My sister and I fought a lot, and the few times we have communicated as adults we didn’t do much better. So that was and is still a bust.
Mom, I now have come to the impression she was always depressed and didn’t like her life. She was one the few women at the time with a college degree, but she never had the chance to use it. The military of that era, probably even now, had a role wives fit into. They supported the husband, went to clubs with other disgruntled military wives, and didn’t get to use their heads a lot. Any slight or social mistake was to be avoided. The military is like a Junior High School, a bunch of men trying to appear one way, keeping their gals in line so as not to be publicly embarrassed, and not that much time except for the boys plans. She wasn’t too interested in me either, except she had to raise me. She made maybe a couple cakes for me in my life, told me I was a waste, that if she hadn’t miscarried previous to me that I would have never been born, and that I would never be loveable. So that sounds not to supportive to me.

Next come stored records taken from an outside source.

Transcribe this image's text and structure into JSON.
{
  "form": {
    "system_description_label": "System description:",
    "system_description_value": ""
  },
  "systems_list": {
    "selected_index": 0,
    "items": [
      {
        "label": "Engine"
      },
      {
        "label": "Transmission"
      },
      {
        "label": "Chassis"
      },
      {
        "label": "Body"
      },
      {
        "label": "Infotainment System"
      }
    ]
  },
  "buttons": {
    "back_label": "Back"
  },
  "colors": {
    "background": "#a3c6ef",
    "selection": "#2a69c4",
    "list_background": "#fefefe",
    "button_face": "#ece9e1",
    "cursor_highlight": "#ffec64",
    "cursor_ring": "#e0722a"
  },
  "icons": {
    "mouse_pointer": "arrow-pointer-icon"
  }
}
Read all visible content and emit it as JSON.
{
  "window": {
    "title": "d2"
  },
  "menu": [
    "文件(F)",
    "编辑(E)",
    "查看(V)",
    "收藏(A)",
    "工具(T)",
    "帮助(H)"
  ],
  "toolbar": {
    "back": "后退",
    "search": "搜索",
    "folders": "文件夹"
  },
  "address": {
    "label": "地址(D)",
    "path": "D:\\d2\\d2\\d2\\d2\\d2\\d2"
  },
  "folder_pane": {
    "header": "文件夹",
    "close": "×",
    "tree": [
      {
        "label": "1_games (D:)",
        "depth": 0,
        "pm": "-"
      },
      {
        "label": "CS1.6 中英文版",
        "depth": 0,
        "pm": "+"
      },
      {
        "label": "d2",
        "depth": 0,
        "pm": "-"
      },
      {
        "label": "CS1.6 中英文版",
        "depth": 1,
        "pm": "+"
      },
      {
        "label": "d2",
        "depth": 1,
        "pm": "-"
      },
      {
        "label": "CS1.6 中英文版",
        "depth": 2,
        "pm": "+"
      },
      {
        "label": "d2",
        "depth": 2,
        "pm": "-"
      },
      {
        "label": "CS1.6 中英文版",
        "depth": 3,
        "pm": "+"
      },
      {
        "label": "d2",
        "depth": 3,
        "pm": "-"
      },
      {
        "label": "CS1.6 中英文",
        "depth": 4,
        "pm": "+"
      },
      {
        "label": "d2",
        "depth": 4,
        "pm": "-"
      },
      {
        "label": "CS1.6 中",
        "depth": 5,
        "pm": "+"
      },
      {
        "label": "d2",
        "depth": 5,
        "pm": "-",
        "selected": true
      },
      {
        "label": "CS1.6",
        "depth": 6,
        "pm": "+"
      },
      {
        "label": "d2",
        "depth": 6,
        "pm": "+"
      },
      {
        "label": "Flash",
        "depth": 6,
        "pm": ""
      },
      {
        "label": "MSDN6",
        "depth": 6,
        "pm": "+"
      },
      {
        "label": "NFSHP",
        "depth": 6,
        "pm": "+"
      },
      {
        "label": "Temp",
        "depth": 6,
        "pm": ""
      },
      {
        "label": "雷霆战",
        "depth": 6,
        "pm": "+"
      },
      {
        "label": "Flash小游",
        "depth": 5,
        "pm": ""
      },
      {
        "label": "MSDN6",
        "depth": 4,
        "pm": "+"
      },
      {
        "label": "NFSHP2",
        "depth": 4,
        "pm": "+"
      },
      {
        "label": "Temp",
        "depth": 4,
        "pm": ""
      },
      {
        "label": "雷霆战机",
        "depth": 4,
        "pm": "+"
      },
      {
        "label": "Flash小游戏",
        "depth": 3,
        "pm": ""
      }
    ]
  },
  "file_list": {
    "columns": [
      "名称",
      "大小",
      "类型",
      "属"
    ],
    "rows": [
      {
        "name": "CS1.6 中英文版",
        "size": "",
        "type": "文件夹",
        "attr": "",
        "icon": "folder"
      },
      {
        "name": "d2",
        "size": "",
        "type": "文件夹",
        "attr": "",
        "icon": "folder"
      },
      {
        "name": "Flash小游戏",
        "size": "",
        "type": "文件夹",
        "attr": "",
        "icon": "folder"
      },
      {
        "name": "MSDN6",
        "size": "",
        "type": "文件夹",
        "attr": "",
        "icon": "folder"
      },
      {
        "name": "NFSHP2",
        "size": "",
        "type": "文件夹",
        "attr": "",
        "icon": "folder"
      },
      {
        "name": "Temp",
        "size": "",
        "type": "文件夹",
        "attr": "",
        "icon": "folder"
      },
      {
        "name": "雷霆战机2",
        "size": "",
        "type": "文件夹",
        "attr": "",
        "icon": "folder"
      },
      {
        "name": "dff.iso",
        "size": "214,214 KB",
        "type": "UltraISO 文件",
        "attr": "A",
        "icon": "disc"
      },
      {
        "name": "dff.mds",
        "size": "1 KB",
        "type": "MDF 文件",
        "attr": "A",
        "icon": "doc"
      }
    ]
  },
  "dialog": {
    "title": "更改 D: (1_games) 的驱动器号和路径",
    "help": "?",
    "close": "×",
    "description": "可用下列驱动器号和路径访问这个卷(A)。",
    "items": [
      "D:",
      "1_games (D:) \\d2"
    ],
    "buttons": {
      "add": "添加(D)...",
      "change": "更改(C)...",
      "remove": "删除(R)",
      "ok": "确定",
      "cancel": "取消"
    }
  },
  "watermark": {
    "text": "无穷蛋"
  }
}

But then I was a demanding child. Was the lack I felt the result of how I was treated, or the cause of it, so annoying them that they got sick of me? Hard to tell. But I do know after years of pain and wishing it had been different, that there comes a time one has to let go of ones personal history, or it will kill you. I don’t mean bury it, or hide from it, or have a stiff denial of it. One has to let go of ones past.

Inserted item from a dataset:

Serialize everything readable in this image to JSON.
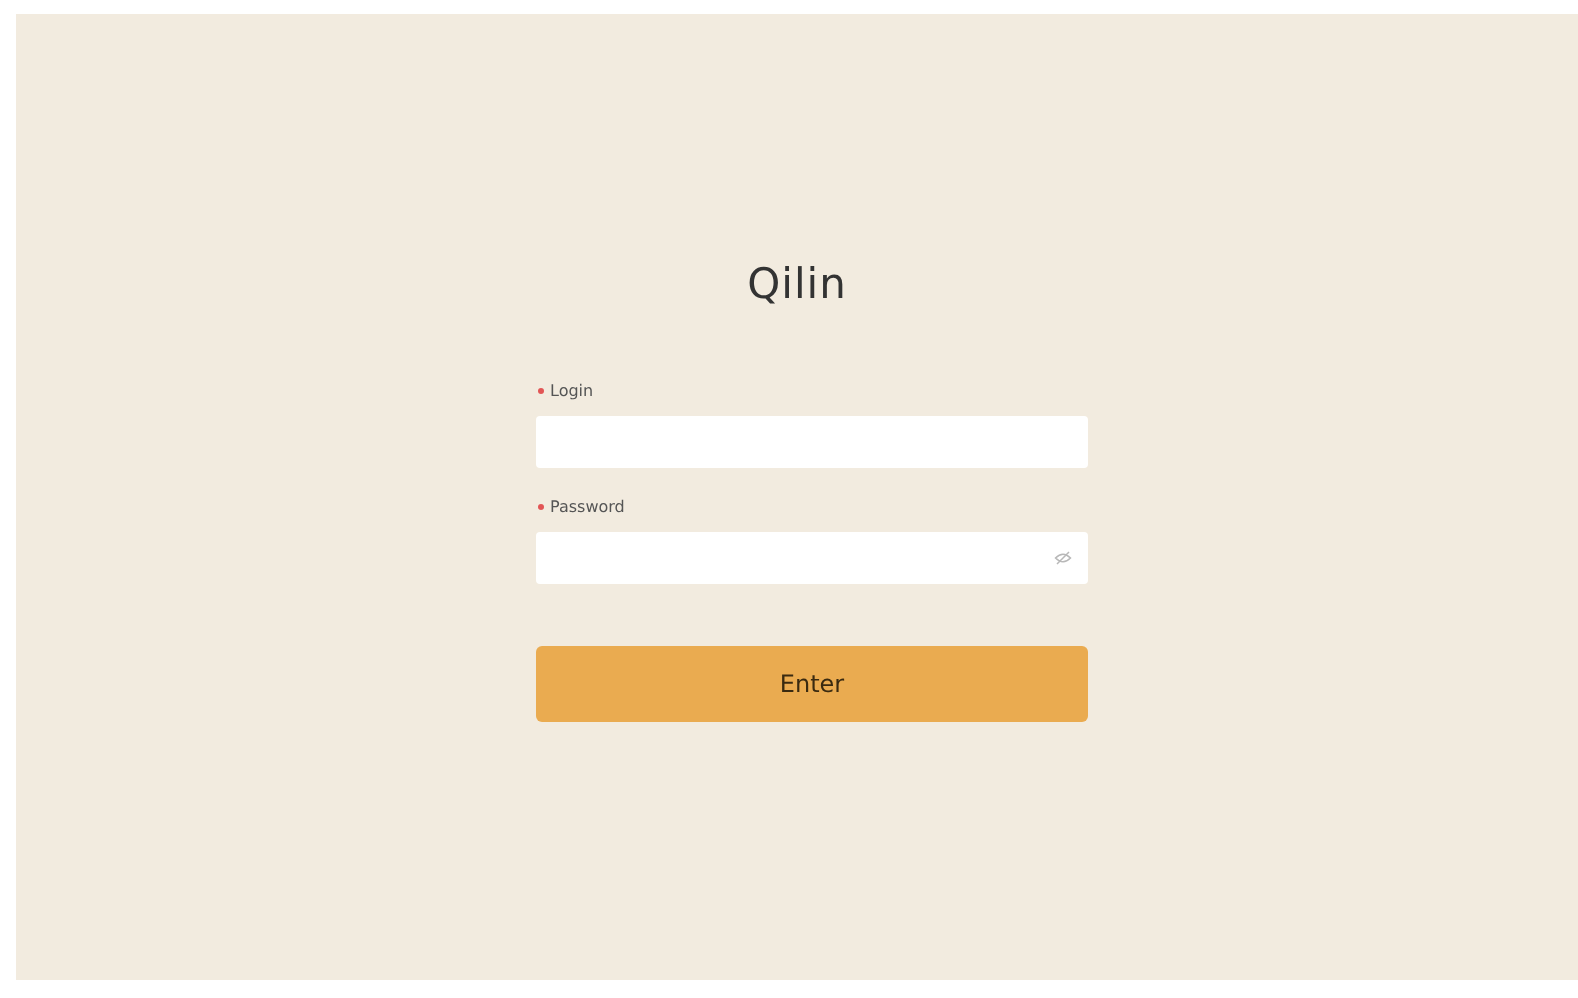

Now I look back and remember my dad sent me a letter at college that he was essentially disowning me and not going to support me because he couldn’t support my life style. I was a long hair, trying to hold a job, never taken drugs nor drank alcohol and still a virgin, but apparently there was something wrong with me. This was a painful experience, but I also have let go of my past so it doesn’t cause me pain anymore.
Yeah, I think I had a bad childhood, but then, they did to. The pain doesn’t come from them, they are just as subject to it as I am. There is a power, an energy here that wants us in pain. And it uses our personal memory, personal history, to bind us to the pain. That is why you have to let go of your life, your history. To have freedom.
I am pretty sure I had a bad childhood, but it seems to be someone else’s life now.